The 35th Annual Energy Generation Conference (EGC) held in Bismarck, N.D., Jan. 28–30, highlighted the importance of North Dakota to national discussions of energy policy.

The opening session focused on the oil and natural gas boom currently taking place in the state. The Bakken shale play is expected to produce over one million barrels of oil per day and one billion cubic feet of natural gas per day during the month of January.

Rep. Kevin Cramer, R-N.D., gave a brief videotaped statement. He said, “We [North Dakotans] get to be exporters of all of that product to neighboring states, and other states and provinces around us, and perhaps, perhaps someday soon, we can export all of that—these natural resources—even beyond our borders.” He said he believes energy security means more than just being energy independent as a country or continent, but being at the forefront of the energy boom around the globe.
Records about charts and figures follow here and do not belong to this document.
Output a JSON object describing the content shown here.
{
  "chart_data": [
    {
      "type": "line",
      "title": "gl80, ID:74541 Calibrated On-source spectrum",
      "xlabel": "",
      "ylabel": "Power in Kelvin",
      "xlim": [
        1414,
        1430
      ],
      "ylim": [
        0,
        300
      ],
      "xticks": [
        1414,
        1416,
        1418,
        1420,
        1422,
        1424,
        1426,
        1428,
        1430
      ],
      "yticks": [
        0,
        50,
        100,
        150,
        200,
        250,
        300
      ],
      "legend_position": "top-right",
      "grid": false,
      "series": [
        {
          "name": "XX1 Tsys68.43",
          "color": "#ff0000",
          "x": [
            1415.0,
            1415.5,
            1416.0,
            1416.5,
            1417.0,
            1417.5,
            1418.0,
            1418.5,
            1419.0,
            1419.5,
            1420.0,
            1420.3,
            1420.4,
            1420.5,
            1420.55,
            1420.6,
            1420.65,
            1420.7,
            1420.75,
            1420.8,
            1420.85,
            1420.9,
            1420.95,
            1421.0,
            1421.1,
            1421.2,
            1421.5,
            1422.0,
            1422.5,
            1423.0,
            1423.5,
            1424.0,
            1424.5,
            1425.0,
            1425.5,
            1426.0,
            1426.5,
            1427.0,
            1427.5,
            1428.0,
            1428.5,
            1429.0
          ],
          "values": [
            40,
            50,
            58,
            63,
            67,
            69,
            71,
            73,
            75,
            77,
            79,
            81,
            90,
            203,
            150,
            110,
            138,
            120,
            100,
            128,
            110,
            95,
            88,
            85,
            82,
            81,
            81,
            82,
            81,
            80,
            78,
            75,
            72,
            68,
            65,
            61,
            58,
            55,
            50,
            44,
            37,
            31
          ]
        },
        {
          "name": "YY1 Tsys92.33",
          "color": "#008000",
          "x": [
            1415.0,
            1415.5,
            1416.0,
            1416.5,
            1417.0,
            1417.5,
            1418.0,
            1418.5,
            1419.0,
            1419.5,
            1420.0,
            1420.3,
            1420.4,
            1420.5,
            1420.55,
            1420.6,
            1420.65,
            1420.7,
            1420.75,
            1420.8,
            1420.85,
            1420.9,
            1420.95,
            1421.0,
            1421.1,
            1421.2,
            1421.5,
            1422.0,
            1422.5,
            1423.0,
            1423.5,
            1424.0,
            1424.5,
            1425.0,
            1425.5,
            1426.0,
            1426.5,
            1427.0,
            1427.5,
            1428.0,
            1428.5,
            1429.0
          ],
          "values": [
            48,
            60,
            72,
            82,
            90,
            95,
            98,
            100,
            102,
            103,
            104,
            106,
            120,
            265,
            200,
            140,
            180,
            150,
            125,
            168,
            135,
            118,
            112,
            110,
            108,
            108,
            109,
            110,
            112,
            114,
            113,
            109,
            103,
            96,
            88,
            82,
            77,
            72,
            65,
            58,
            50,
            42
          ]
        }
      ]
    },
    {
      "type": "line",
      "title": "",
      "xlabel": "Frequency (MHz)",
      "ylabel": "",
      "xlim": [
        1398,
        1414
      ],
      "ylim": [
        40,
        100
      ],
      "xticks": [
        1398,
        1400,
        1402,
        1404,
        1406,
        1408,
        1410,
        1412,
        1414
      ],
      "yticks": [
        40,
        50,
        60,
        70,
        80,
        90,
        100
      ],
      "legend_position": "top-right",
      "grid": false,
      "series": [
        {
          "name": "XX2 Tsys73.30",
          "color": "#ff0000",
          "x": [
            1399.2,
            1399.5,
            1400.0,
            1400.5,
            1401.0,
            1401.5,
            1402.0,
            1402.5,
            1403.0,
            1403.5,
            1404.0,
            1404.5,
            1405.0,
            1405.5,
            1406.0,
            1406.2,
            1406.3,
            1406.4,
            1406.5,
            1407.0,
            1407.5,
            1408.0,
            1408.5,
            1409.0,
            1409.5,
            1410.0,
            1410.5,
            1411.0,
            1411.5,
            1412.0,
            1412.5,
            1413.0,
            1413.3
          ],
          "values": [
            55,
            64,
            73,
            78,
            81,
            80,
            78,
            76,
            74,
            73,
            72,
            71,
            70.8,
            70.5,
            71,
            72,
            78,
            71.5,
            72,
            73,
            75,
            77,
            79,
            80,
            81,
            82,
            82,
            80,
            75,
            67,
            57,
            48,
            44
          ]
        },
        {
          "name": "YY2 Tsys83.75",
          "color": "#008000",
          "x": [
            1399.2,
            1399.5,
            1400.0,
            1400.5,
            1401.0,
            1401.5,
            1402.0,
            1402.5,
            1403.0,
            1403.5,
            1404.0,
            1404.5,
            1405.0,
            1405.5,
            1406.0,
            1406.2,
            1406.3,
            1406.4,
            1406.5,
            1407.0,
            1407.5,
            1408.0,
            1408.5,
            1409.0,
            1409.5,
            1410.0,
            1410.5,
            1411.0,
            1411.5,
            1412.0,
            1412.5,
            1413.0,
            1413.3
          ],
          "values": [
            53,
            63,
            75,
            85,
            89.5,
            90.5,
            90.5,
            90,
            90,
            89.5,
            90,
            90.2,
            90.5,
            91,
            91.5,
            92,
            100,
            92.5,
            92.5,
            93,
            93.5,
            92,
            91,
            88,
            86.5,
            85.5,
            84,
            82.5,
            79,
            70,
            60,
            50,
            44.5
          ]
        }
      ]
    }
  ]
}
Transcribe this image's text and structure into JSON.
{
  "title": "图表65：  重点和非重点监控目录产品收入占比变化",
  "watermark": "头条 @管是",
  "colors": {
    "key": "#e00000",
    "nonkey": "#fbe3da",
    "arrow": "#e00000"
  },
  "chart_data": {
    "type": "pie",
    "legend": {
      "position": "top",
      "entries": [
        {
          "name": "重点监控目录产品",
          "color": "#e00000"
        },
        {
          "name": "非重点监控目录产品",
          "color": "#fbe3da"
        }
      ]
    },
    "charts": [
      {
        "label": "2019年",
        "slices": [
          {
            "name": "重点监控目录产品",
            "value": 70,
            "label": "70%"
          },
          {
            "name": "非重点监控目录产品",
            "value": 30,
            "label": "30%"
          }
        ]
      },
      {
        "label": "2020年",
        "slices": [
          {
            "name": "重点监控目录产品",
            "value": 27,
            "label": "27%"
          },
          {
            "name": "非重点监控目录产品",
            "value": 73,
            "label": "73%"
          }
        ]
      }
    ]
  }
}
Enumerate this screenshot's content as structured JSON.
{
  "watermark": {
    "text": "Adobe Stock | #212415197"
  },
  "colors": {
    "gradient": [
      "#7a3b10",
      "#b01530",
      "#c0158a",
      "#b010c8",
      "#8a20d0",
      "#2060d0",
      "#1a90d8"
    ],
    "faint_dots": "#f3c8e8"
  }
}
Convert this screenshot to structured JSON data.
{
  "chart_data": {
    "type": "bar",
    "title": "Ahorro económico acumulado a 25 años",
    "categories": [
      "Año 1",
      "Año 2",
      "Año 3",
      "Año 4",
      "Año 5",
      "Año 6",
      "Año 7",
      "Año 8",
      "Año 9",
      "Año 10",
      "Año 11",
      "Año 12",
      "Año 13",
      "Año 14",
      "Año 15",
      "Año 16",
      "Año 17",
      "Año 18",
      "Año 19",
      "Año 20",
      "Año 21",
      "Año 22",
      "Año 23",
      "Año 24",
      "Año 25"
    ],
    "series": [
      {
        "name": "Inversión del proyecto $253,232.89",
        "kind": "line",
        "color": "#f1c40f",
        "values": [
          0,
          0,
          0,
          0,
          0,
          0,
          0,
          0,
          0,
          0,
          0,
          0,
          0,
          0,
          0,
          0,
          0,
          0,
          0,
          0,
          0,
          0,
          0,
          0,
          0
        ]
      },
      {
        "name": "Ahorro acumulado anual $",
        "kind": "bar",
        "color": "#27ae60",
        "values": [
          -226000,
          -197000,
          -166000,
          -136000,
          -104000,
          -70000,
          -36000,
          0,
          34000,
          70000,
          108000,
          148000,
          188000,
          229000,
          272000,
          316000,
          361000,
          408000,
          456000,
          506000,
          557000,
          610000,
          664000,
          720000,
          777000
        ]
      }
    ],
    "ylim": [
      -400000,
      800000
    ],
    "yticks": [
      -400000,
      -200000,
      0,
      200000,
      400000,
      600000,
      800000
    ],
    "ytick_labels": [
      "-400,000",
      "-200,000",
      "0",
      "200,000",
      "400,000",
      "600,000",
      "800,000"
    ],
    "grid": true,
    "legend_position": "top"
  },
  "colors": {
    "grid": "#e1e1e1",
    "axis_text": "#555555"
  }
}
A videotaped message was also provided by Sen. Heidi Heitkamp, D-N.D. She cited Great River Energy’s diverse portfolio of generation resources as an example of the “all of the above” energy production and usage policy that the entire country should be striving for. (See the February issue of POWER for a story on how Great River Energy upgraded control room consoles to improve ergonomics.) Heitkamp also mentioned that energy and power issues have been an important part of her first year in office. “North Dakota is front and center in almost every discussion regarding energy and energy policy,” she said.

The event featured a keynote presentation by Chad Hymas. A quadriplegic, Hymas was paralyzed as the result of a farm accident in 2001 at the age of 27. Although the mishap was tragic, his story is inspiring. In addition to being a husband and father of three children, he has become a successful author, speaker, and world record-holding wheel chair athlete.

Many of the conference attendees—estimated to be around 2,500 power industry professionals, including 251 exhibitors—listened to his message about how a split-second decision can change your life. Hymas encouraged listeners to take the “I” out of their vocabularies and insert “you, we, and ours” instead. He wanted workers to always be thinking about other people more than themselves. “This meeting’s not about you…. [it’s about] everybody else that will benefit from your actions from you being here, because you changed something in a matter of seconds,” Hymas said.